Escherichia coli-associated urinary tract infections (UTIs) are among the most common bacterial infections in humans. UTIs are usually managed with antibiotic therapy, but over the years, antibiotic-resistant strains of uropathogenic E. coli (UPEC) have emerged. The formation of biofilms further complicates the treatment of these infections by making them resistant to killing by the host immune system as well as by antibiotics. This has encouraged research into therapy using bacteriophages (phages) as a supplement or substitute for antibiotics. In this study we characterized 253 UPEC in terms of their biofilm-forming capabilities, serotype, and antimicrobial resistance. Three phages were then isolated (vB_EcoP_ACG-C91, vB_EcoM_ACG-C40 and vB_EcoS_ACG-M12) which were able to lyse 80.5% of a subset (42) of the UPEC strains able to form biofilms.
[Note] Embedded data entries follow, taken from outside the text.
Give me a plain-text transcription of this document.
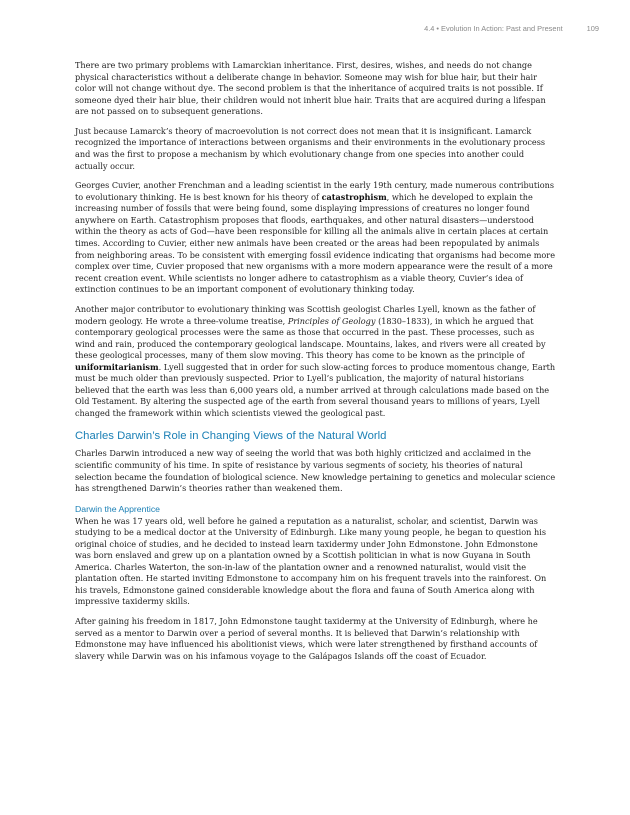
4.4 • Evolution In Action: Past and Present	109

There are two primary problems with Lamarckian inheritance. First, desires, wishes, and needs do not change physical characteristics without a deliberate change in behavior. Someone may wish for blue hair, but their hair color will not change without dye. The second problem is that the inheritance of acquired traits is not possible. If someone dyed their hair blue, their children would not inherit blue hair. Traits that are acquired during a lifespan are not passed on to subsequent generations.

Just because Lamarck’s theory of macroevolution is not correct does not mean that it is insignificant. Lamarck recognized the importance of interactions between organisms and their environments in the evolutionary process and was the first to propose a mechanism by which evolutionary change from one species into another could actually occur.

Georges Cuvier, another Frenchman and a leading scientist in the early 19th century, made numerous contributions to evolutionary thinking. He is best known for his theory of catastrophism, which he developed to explain the increasing number of fossils that were being found, some displaying impressions of creatures no longer found anywhere on Earth. Catastrophism proposes that floods, earthquakes, and other natural disasters—understood within the theory as acts of God—have been responsible for killing all the animals alive in certain places at certain times. According to Cuvier, either new animals have been created or the areas had been repopulated by animals from neighboring areas. To be consistent with emerging fossil evidence indicating that organisms had become more complex over time, Cuvier proposed that new organisms with a more modern appearance were the result of a more recent creation event. While scientists no longer adhere to catastrophism as a viable theory, Cuvier’s idea of extinction continues to be an important component of evolutionary thinking today.

Another major contributor to evolutionary thinking was Scottish geologist Charles Lyell, known as the father of modern geology. He wrote a three-volume treatise, Principles of Geology (1830–1833), in which he argued that contemporary geological processes were the same as those that occurred in the past. These processes, such as wind and rain, produced the contemporary geological landscape. Mountains, lakes, and rivers were all created by these geological processes, many of them slow moving. This theory has come to be known as the principle of uniformitarianism. Lyell suggested that in order for such slow-acting forces to produce momentous change, Earth must be much older than previously suspected. Prior to Lyell’s publication, the majority of natural historians believed that the earth was less than 6,000 years old, a number arrived at through calculations made based on the Old Testament. By altering the suspected age of the earth from several thousand years to millions of years, Lyell changed the framework within which scientists viewed the geological past.

Charles Darwin’s Role in Changing Views of the Natural World

Charles Darwin introduced a new way of seeing the world that was both highly criticized and acclaimed in the scientific community of his time. In spite of resistance by various segments of society, his theories of natural selection became the foundation of biological science. New knowledge pertaining to genetics and molecular science has strengthened Darwin’s theories rather than weakened them.

Darwin the Apprentice

When he was 17 years old, well before he gained a reputation as a naturalist, scholar, and scientist, Darwin was studying to be a medical doctor at the University of Edinburgh. Like many young people, he began to question his original choice of studies, and he decided to instead learn taxidermy under John Edmonstone. John Edmonstone was born enslaved and grew up on a plantation owned by a Scottish politician in what is now Guyana in South America. Charles Waterton, the son-in-law of the plantation owner and a renowned naturalist, would visit the plantation often. He started inviting Edmonstone to accompany him on his frequent travels into the rainforest. On his travels, Edmonstone gained considerable knowledge about the flora and fauna of South America along with impressive taxidermy skills.

After gaining his freedom in 1817, John Edmonstone taught taxidermy at the University of Edinburgh, where he served as a mentor to Darwin over a period of several months. It is believed that Darwin’s relationship with Edmonstone may have influenced his abolitionist views, which were later strengthened by firsthand accounts of slavery while Darwin was on his infamous voyage to the Galápagos Islands off the coast of Ecuador.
Correlation was established between phage sensitivity and specific serotypes of the UPEC strains. The phages' genome sequences were determined and resulted in classification of vB_EcoP_ACG-C91 as a SP6likevirus, vB_EcoM_ACG-C40 as a T4likevirus and vB_EcoS_ACG-M12 as T1likevirus. We assessed the ability of the three phages to eradicate the established biofilm of one of the UPEC strains used in the study. All phages significantly reduced the biofilm within 2-12 h of incubation.

Keywords: UPEC; bacteriophage; biofilms.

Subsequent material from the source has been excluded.